Samcro was obviously another.  Gordon Elliott may have had just one winner over the course of the weekend, but he had lots of near misses, including Farclas in the Spring Juvenile Hurdle and Outlander in the Irish Gold Cup, and if the ball had hopped a little differently, he could have gone home with three of the seven Grade 1 prizes in his swag bag,

And if you had told him on Saturday morning that he would have just one winner, and asked him to choose which one, he probably would have chosen Samcro anyway.

Eddie O’Leary said during the week that they wanted to let Samcro do the talking.  Well, he did and he did.  The Germany gelding was flawless again.  He settled, he travelled, he jumped, he quickened.  You know what Jack Kennedy means when he says that he is so uncomplicated.  He does exactly what you ask him to do. 

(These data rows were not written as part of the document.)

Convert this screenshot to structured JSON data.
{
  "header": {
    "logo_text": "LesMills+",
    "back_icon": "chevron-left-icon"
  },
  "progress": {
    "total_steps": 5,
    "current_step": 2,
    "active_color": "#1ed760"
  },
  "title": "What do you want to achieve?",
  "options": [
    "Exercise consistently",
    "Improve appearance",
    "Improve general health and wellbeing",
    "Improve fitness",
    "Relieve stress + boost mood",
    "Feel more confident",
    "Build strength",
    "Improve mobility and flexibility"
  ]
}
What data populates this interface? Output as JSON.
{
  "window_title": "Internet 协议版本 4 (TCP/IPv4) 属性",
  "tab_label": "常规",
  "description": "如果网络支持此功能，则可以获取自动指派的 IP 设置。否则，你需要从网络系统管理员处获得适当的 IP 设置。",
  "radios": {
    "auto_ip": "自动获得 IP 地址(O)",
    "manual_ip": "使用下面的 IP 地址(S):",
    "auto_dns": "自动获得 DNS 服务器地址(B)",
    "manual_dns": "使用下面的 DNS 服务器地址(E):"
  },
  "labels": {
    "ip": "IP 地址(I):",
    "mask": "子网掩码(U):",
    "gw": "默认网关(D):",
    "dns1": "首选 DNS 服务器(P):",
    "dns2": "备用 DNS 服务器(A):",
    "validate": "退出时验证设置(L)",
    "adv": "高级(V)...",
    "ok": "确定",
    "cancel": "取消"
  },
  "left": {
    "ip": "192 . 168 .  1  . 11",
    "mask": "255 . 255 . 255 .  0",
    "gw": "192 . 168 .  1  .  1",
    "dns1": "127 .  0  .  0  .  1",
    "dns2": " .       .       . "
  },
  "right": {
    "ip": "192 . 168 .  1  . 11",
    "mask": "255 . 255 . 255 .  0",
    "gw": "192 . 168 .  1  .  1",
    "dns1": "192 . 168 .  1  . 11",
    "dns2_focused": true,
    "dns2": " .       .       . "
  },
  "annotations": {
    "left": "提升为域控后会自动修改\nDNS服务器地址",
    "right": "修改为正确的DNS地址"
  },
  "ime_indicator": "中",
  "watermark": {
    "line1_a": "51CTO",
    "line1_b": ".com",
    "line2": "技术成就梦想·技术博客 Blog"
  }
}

It must be like driving a fast car.  When you brake, he slows down, when you squeeze the accelerator, he quickens.  It is probable that nobody has ever pushed the accelerator all the way to the floor yet.

Mr Adjudicator and Farclas fought out a thrilling finish to the Spring Juvenile Hurdle.  They pushed each other to go faster than Samcro went over the same course and distance 35 minutes later.  They are both big players in the Triumph Hurdle picture now, and it is surprising that they are not shorter in the ante post markets than they are.

And Monalee battled on bravely to win the Flogas Chase, bouncing back from his fall at Christmas.  Things look a lit brighter for Henry de Bromhead’s horse now than they did then.  The first four finished within two lengths of each other but, contrary to popular wisdom when there is a group finish, it may be that all four – Monalee, Al Boum Photo, Invitation Only and Dounikos – are very good.